Difficile à gagner, encore plus difficile à garder
Leslie a déclaré que la création d’une zone tampon stratégique serait incroyablement difficile pour l’Ukraine, compte tenu de sa pénurie actuelle de main-d’œuvre.
« S’ils essayaient de le maintenir, cela coûterait extrêmement cher en troupes », a-t-il déclaré.
« Ne sous-estimez pas la volonté des Russes de leur envoyer des dizaines de milliers, voire des centaines de milliers de soldats, même s’ils sont mal armés et qu’ils mourraient certainement.
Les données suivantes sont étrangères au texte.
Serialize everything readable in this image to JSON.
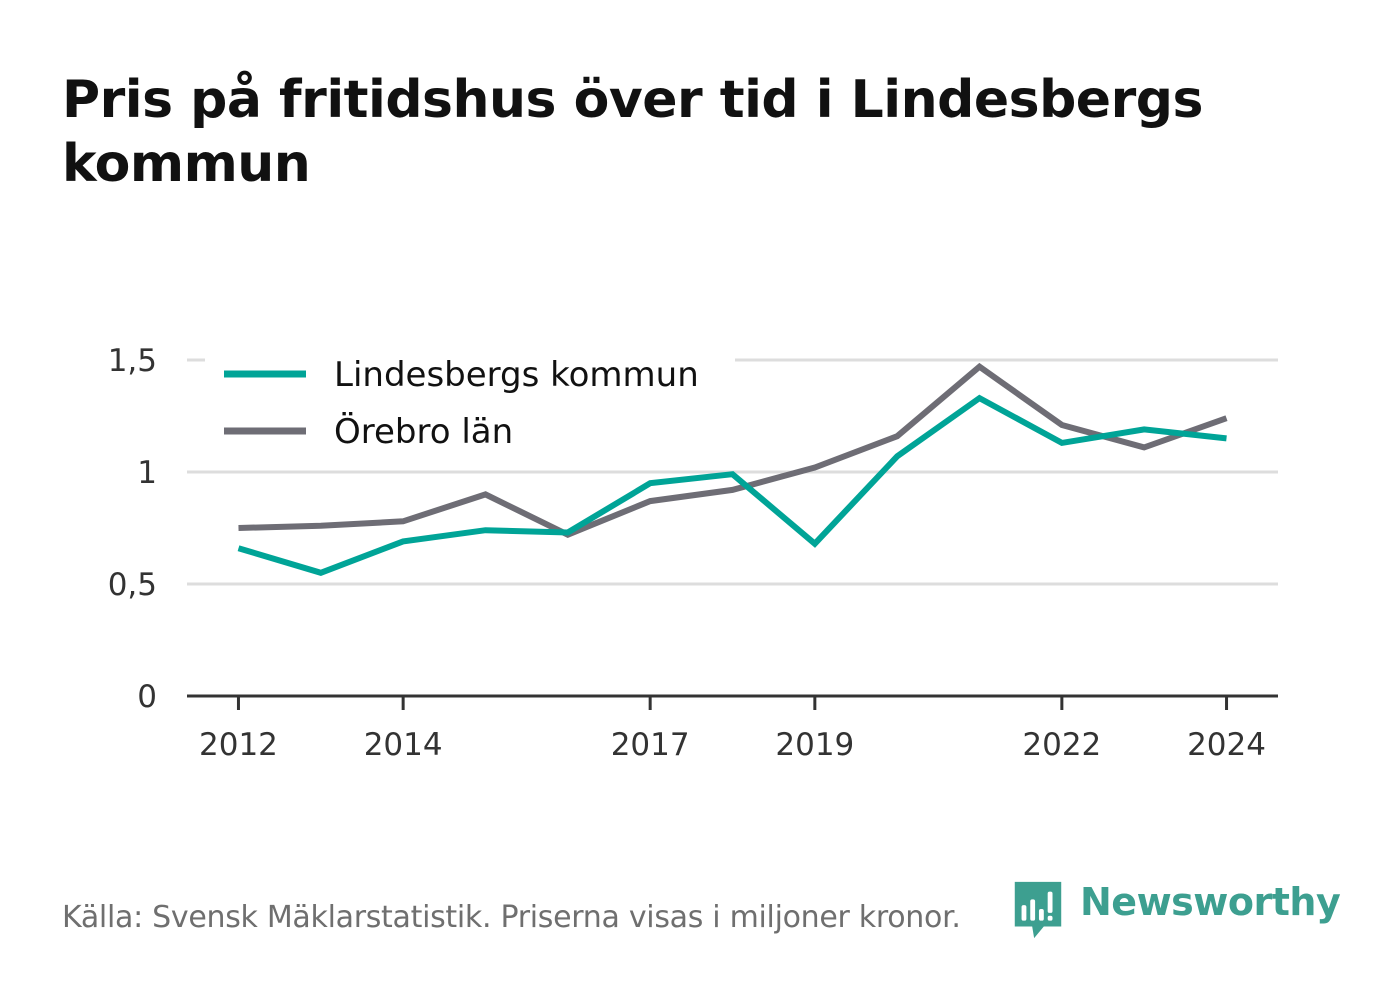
{
  "header": {
    "title": "Pris på fritidshus över tid i Lindesbergs kommun"
  },
  "footer": {
    "source": "Källa: Svensk Mäklarstatistik. Priserna visas i miljoner kronor.",
    "brand": "Newsworthy"
  },
  "colors": {
    "lindesberg": "#00a497",
    "orebro": "#6e6d75",
    "grid": "#dddddd",
    "axis": "#333333",
    "brand": "#3d9f90"
  },
  "chart_data": {
    "type": "line",
    "title": "Pris på fritidshus över tid i Lindesbergs kommun",
    "xlabel": "",
    "ylabel": "",
    "x": [
      2012,
      2013,
      2014,
      2015,
      2016,
      2017,
      2018,
      2019,
      2020,
      2021,
      2022,
      2023,
      2024
    ],
    "xticks": [
      2012,
      2014,
      2017,
      2019,
      2022,
      2024
    ],
    "yticks": [
      0,
      0.5,
      1,
      1.5
    ],
    "ytick_labels": [
      "0",
      "0,5",
      "1",
      "1,5"
    ],
    "ylim": [
      0,
      1.5
    ],
    "grid": true,
    "legend_position": "top-left",
    "series": [
      {
        "name": "Lindesbergs kommun",
        "color": "#00a497",
        "values": [
          0.66,
          0.55,
          0.69,
          0.74,
          0.73,
          0.95,
          0.99,
          0.68,
          1.07,
          1.33,
          1.13,
          1.19,
          1.15
        ]
      },
      {
        "name": "Örebro län",
        "color": "#6e6d75",
        "values": [
          0.75,
          0.76,
          0.78,
          0.9,
          0.72,
          0.87,
          0.92,
          1.02,
          1.16,
          1.47,
          1.21,
          1.11,
          1.24
        ]
      }
    ]
  }
}
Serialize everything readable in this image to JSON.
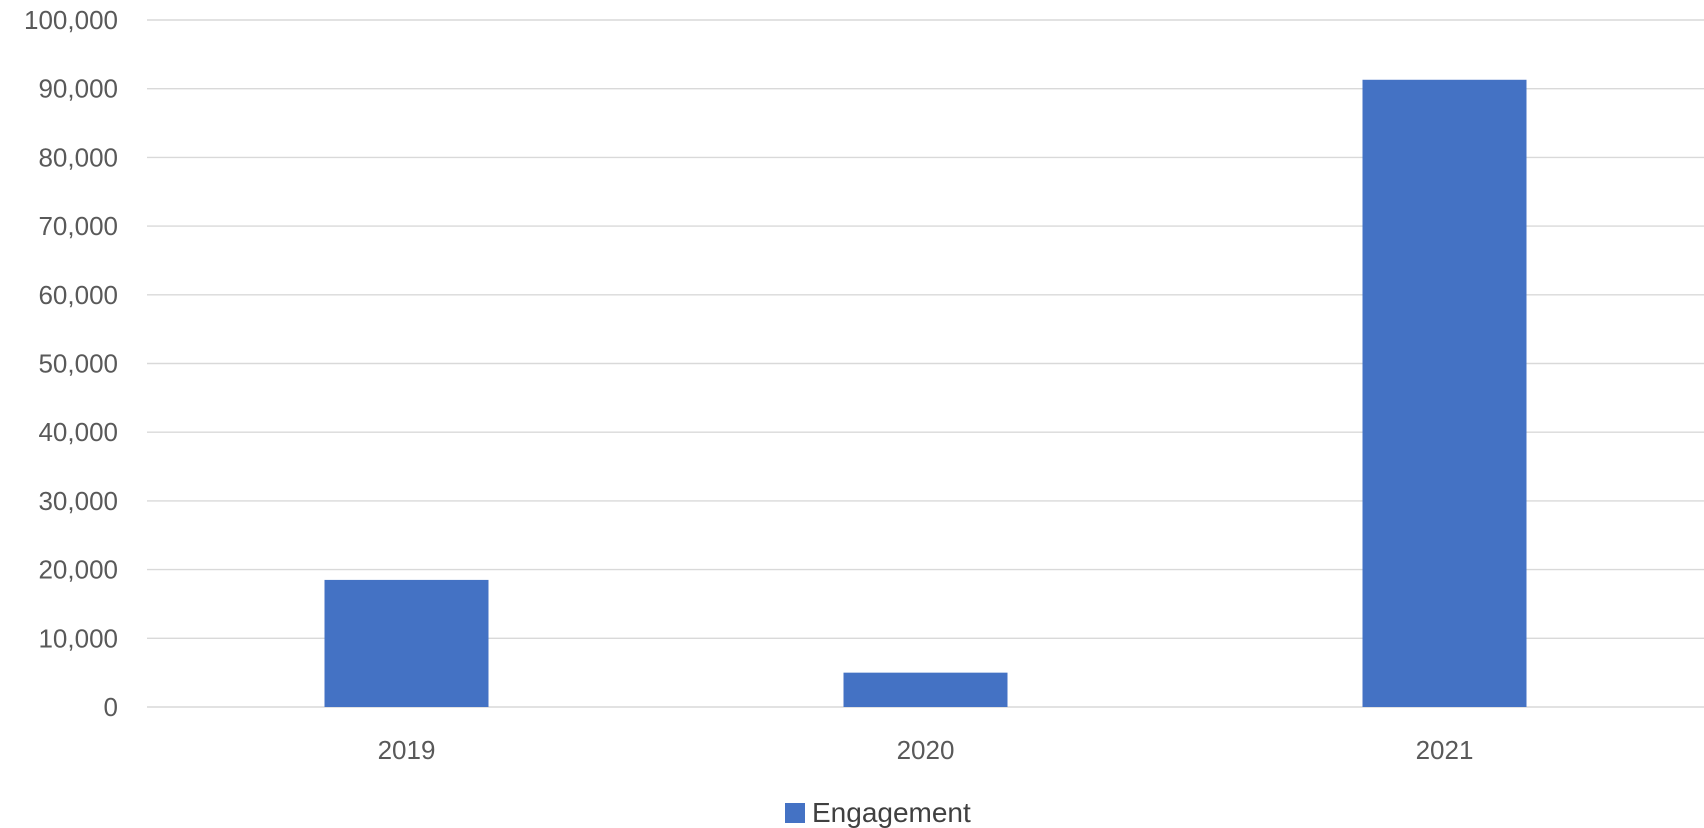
{
  "chart_data": {
    "type": "bar",
    "title": "",
    "xlabel": "",
    "ylabel": "",
    "categories": [
      "2019",
      "2020",
      "2021"
    ],
    "series": [
      {
        "name": "Engagement",
        "color": "#4472c4",
        "values": [
          18500,
          5000,
          91300
        ]
      }
    ],
    "ylim": [
      0,
      100000
    ],
    "yticks": [
      0,
      10000,
      20000,
      30000,
      40000,
      50000,
      60000,
      70000,
      80000,
      90000,
      100000
    ],
    "ytick_labels": [
      "0",
      "10,000",
      "20,000",
      "30,000",
      "40,000",
      "50,000",
      "60,000",
      "70,000",
      "80,000",
      "90,000",
      "100,000"
    ],
    "grid": true,
    "legend_position": "bottom"
  }
}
Les Russes s’en moquent. »
Dans une évaluation récente de l’offensive de Koursk, l’Institut pour l’étude de la guerre, basé à Washington, a déclaré que l’impact à long terme sur la guerre pourrait être profond.
La Russie a laissé une grande partie de sa frontière avec l’Ukraine légèrement défendue, alors qu’elle se concentre sur la capture des régions de l’est et du sud de son voisin.
Cette incursion pourrait forcer le Kremlin à considérer toute la région frontalière de mille kilomètres comme une ligne de front.
« Le commandement militaire russe a essentiellement traité la frontière internationale avec le nord-est de l’Ukraine comme le front dormant du théâtre après le retrait russe des oblasts de Kiev, Tchernihiv et Soumy au printemps 2022 et la libération ukrainienne d’un territoire important dans l’oblast de Kharkiv à l’automne 2022 », a déclaré l’institut dans une évaluation du 11 août 2024.
« La réponse de Moscou pourrait obliger le commandement militaire russe à prendre en compte les besoins en main-d’œuvre et en matériel pour défendre la frontière internationale », poursuit l’évaluation, ce qui pourrait exercer une pression supplémentaire sur les effectifs de l’armée russe.